Грудь его была холодной, пальцы — теплыми. Она положила поверх его пальцев свою руку.
— Иногда вы пугаете меня.
— Я и меня, — сказал Батчер. — Только морфологическая разница. Мозг видит за этим одну идею. Почему вы пугаете меня иногда?
— Пугаюсь. Морфологическая коррекция. Вы пугаете меня, потому что грабите банки и всаживаете нож в глаза людей, Батчер!
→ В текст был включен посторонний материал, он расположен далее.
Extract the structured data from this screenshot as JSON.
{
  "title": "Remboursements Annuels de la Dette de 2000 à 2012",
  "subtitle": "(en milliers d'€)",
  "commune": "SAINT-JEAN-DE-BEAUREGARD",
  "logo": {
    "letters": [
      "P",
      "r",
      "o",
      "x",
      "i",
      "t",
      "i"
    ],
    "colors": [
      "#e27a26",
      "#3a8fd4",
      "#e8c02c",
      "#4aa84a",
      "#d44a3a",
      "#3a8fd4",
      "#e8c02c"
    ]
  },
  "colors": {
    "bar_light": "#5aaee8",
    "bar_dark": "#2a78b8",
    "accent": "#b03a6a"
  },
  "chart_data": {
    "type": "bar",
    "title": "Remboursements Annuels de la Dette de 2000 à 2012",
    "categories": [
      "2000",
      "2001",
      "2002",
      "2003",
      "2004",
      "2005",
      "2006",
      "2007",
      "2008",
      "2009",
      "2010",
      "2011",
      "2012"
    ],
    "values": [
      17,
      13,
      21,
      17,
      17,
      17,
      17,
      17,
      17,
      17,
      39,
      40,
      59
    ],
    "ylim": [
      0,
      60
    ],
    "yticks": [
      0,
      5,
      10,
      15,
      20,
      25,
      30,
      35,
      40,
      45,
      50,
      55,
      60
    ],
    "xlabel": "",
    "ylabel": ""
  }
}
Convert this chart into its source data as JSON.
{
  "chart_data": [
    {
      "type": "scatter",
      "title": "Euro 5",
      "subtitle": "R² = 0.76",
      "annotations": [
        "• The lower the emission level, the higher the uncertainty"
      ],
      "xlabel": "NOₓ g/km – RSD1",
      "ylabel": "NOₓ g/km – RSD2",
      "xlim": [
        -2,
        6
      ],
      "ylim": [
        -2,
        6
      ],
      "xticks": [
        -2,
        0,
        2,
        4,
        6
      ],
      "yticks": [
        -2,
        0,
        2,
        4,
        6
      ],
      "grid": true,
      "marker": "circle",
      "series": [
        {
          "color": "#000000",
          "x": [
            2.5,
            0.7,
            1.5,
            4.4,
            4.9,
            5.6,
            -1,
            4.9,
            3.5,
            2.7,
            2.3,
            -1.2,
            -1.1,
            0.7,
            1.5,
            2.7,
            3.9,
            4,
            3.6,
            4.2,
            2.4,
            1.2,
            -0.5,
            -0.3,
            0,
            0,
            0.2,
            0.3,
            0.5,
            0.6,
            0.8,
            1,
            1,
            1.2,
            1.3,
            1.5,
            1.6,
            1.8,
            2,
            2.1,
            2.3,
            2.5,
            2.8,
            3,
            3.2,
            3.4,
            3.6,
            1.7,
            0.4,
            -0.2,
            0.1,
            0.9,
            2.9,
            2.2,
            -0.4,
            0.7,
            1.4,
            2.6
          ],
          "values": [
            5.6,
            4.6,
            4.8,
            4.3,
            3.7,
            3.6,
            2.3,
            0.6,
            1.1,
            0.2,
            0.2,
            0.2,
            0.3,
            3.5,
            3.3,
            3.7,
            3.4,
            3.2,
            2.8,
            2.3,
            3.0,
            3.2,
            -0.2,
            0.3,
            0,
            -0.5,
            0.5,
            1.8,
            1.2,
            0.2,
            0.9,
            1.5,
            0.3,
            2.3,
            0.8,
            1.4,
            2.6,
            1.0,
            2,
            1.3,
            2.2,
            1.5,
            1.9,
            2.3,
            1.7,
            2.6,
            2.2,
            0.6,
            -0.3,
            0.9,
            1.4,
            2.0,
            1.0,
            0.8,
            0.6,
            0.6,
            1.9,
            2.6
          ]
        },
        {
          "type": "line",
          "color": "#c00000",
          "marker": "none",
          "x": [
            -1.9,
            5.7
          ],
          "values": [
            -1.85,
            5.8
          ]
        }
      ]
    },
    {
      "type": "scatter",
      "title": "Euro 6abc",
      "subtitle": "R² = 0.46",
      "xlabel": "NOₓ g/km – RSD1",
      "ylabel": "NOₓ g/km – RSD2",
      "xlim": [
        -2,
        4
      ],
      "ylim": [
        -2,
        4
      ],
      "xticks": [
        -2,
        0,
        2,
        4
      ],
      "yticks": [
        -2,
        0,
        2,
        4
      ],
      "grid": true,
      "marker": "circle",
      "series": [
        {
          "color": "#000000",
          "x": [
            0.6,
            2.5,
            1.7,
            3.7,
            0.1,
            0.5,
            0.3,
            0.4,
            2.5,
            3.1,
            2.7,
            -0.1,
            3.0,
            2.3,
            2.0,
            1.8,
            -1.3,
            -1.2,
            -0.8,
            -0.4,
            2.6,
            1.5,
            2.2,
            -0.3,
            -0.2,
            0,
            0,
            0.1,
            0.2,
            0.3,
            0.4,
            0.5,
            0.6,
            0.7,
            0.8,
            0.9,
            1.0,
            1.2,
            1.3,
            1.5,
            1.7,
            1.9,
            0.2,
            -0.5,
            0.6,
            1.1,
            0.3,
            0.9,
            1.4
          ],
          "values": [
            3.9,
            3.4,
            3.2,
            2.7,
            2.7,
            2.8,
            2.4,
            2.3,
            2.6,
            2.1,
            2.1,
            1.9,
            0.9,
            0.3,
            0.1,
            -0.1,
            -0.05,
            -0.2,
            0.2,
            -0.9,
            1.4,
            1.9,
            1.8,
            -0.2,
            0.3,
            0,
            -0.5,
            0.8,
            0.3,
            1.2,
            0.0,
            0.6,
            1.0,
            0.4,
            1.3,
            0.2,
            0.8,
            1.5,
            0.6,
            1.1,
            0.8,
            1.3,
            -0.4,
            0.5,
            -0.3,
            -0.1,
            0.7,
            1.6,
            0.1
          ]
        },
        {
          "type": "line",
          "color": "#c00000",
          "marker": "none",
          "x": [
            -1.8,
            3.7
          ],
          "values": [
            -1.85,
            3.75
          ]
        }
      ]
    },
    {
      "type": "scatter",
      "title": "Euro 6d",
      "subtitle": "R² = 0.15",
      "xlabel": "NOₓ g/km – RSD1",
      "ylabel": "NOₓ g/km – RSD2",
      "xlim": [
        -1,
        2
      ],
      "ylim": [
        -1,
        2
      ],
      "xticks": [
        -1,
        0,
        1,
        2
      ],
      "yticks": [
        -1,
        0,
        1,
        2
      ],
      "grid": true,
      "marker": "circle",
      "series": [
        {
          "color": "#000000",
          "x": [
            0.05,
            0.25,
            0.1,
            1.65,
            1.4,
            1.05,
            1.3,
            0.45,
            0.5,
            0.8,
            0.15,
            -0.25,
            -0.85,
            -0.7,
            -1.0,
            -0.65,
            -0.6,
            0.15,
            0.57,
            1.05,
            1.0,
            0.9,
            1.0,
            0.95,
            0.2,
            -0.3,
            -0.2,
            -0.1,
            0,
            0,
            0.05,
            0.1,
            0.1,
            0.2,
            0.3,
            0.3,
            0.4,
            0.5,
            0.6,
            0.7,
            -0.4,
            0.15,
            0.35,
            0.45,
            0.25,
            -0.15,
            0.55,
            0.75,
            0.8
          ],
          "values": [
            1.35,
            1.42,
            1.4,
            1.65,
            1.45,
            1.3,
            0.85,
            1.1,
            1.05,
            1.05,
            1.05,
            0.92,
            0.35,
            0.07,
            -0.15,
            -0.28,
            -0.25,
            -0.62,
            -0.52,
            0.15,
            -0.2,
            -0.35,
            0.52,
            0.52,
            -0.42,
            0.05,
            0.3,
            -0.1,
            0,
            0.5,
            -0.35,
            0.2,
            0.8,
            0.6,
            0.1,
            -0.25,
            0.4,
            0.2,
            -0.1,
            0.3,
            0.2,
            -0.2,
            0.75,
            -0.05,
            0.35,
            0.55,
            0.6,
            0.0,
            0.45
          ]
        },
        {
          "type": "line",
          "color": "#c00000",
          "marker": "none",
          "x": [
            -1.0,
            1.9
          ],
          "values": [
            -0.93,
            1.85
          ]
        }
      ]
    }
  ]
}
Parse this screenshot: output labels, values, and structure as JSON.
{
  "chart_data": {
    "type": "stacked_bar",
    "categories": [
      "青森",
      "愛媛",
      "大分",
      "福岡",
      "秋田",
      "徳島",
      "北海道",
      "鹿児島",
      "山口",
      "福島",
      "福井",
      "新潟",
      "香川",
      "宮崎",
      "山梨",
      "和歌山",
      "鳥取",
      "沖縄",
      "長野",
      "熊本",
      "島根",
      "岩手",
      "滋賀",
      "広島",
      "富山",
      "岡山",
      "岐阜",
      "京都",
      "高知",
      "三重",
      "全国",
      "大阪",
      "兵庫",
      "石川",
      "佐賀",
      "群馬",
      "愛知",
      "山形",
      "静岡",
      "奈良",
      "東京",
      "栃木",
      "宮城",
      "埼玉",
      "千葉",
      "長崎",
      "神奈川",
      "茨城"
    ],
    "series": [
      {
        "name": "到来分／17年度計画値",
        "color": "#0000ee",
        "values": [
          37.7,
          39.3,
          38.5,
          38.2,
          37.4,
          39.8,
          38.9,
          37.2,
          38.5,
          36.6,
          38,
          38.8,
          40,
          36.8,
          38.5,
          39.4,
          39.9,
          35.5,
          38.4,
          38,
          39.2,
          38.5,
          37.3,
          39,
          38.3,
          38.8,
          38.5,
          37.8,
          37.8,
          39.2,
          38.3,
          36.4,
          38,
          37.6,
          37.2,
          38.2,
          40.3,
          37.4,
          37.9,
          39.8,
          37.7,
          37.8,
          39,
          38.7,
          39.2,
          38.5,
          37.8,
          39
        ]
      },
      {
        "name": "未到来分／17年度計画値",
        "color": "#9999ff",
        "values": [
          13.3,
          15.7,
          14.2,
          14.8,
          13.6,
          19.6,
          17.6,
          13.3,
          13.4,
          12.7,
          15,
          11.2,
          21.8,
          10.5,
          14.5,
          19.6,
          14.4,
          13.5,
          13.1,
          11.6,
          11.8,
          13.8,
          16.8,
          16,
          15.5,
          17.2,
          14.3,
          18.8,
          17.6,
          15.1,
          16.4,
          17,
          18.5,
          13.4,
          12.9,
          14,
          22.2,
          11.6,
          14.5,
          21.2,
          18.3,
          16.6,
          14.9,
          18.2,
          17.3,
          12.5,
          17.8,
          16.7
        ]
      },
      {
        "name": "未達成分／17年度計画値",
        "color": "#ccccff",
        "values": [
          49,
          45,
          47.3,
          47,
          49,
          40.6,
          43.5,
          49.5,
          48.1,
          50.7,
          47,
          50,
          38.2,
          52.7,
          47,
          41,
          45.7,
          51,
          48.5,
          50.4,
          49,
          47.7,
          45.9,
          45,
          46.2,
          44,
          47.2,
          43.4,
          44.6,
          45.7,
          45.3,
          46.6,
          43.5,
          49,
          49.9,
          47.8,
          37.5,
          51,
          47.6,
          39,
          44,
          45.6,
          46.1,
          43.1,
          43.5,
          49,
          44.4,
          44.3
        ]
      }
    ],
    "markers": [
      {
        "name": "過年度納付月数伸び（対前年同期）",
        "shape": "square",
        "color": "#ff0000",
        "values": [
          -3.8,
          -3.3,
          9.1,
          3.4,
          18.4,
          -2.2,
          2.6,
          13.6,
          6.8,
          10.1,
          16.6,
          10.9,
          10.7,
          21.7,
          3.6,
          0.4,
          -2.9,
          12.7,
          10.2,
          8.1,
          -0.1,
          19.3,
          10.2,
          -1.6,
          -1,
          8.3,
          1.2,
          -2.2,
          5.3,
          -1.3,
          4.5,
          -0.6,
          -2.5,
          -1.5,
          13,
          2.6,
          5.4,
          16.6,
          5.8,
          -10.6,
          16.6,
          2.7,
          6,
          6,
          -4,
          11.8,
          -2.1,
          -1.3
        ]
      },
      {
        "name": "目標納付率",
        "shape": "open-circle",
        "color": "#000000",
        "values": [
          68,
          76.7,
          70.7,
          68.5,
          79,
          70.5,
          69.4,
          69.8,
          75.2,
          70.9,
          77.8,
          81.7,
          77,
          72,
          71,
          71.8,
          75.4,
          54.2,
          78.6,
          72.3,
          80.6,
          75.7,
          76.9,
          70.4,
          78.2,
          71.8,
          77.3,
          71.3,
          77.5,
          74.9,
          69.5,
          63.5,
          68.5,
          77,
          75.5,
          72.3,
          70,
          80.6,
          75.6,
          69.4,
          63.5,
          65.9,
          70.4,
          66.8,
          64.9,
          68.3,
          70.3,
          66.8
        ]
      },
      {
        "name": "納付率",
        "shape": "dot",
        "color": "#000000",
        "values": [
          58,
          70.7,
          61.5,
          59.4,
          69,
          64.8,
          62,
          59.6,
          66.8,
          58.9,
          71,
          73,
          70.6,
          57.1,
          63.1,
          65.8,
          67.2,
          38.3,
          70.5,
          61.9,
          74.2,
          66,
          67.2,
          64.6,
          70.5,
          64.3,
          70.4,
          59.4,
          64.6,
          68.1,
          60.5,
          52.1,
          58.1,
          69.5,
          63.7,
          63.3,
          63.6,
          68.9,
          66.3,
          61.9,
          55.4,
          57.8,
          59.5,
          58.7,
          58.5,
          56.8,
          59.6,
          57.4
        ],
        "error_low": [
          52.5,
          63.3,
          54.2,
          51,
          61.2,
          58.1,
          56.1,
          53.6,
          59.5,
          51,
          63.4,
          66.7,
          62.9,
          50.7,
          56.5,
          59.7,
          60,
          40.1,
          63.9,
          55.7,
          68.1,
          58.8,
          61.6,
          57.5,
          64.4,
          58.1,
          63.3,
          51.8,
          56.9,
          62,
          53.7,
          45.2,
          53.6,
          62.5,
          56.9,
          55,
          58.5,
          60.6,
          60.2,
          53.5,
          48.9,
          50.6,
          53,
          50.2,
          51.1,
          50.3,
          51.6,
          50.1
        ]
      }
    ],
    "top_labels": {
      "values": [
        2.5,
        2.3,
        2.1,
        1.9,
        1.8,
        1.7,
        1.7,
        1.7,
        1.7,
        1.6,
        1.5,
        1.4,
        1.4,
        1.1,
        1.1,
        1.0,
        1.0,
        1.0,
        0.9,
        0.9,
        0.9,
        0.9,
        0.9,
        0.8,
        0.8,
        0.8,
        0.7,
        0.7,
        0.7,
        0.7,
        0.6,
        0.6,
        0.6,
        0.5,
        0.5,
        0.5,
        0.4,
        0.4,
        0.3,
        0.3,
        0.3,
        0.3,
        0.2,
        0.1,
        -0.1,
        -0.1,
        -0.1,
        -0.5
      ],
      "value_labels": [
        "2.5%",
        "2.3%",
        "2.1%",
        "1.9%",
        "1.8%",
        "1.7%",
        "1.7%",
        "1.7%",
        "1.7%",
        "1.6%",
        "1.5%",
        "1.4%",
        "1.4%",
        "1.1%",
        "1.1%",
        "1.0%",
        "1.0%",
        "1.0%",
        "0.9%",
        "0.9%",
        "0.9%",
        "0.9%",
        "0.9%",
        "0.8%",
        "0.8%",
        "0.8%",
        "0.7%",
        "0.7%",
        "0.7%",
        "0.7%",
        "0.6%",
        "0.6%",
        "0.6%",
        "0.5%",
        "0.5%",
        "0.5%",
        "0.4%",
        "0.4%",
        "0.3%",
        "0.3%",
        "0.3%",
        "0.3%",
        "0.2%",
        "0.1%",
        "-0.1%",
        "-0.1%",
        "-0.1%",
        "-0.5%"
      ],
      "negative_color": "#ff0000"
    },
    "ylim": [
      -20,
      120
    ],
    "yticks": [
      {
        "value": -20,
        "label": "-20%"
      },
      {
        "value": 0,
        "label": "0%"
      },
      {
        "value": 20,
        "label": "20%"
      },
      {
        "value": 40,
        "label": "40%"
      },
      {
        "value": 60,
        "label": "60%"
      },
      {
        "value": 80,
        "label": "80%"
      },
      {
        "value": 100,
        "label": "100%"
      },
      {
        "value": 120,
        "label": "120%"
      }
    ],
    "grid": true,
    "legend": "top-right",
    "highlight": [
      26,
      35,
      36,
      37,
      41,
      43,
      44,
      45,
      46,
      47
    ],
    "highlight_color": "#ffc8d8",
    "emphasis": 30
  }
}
— Почему вы пугаетесь, я… поправка, меня?
— Потому что зло — нечто такое, чего я никогда не делала, не хочу и не могу делать. А вы мне нравитесь, мне нравятся и ваши руки на моих щеках, поэтому если вы вдруг решите всадить мне в глаз нож, что ж…
— О, вы никогда не всадите нож в мой глаз, — сказал Батчер. — Я не должен бояться.
— Вы не можете изменить свой мозг.
— Вы можете, — он пристально посмотрел на нее. Я на самом деле не думаю, что вы захотите убить меня. Вы знаете это. Я знаю это. Это что-то другое. Почему я не говорю вам еще другого, что испугало бы меня? Может вы видите какой-то рисунок и хотите его понять? Мозг не глупый.
Его рука скользнула на ее шею, в его глазах была сосредоточенность. Она уже видела это выражение в тот момент, когда он отвернулся от мертвого зародыша в биологической лаборатории.
— Однажды, — медленно начала она, — …ну, это была птица.
— Птицы пугают меня?
— Нет. Но эта птица пугала. Я была ребенком. Вы ведь не помните себя ребенком? Для большинства людей многое из того, чем они становятся взрослыми, закладывается в детстве.
— И у меня тоже?
— Да, и у меня тоже. Мой доктор приготовил эту птицу мне в подарок. Это была майна-птица, она умела говорить. Но она не понимала того, что говорит. Она просто повторяла, как магнитофон. Но я этого не знала. Много раз я узнавала, что люди хотят сказать мне, Батчер. Я не понимала этого раньше, но здесь, на «Тарике», осознала, что это похоже на телепатию. Ну, эту майну-птицу дрессировали, кормя ее земляными червями, когда она говорила все правильно. Вы знаете, какими большими бывают земляные черви?
— Такими?
— Верно. А некоторые даже на несколько дюймов длиннее. А сама майна-птица длиной в восемь-девять дюймов. Иными словами, земляной червь может достигать пяти-шести длин майны-птицы, и вот почему это важно. Птицу научили говорить: «Здравтсвуй, Ридра, какой хороший день, как я счастлива». Но для этого мозга это означало только грубую комбинацию зрительных и осязательных ощущений, которые приблизительно можно было перевести так: «Приближается еще один земляной червь». Поэтому когда я вошла в оранжерею и поздоровалась с майна-птицей, а та ответила: «Здравствуй, Ридра, какой хороший день, как я счастлива», я не могла не понять, что она лжет. Приближался еще один земляной червь, я могла видеть его и обонять, и предполагалось, что я его съем. У меня была истерия. Я никогда не говорила об этом доктору, потому что не могла до последних дней выразить то, что произошло. Но даже сейчас, вспоминая об этом, я чувствую отвращение.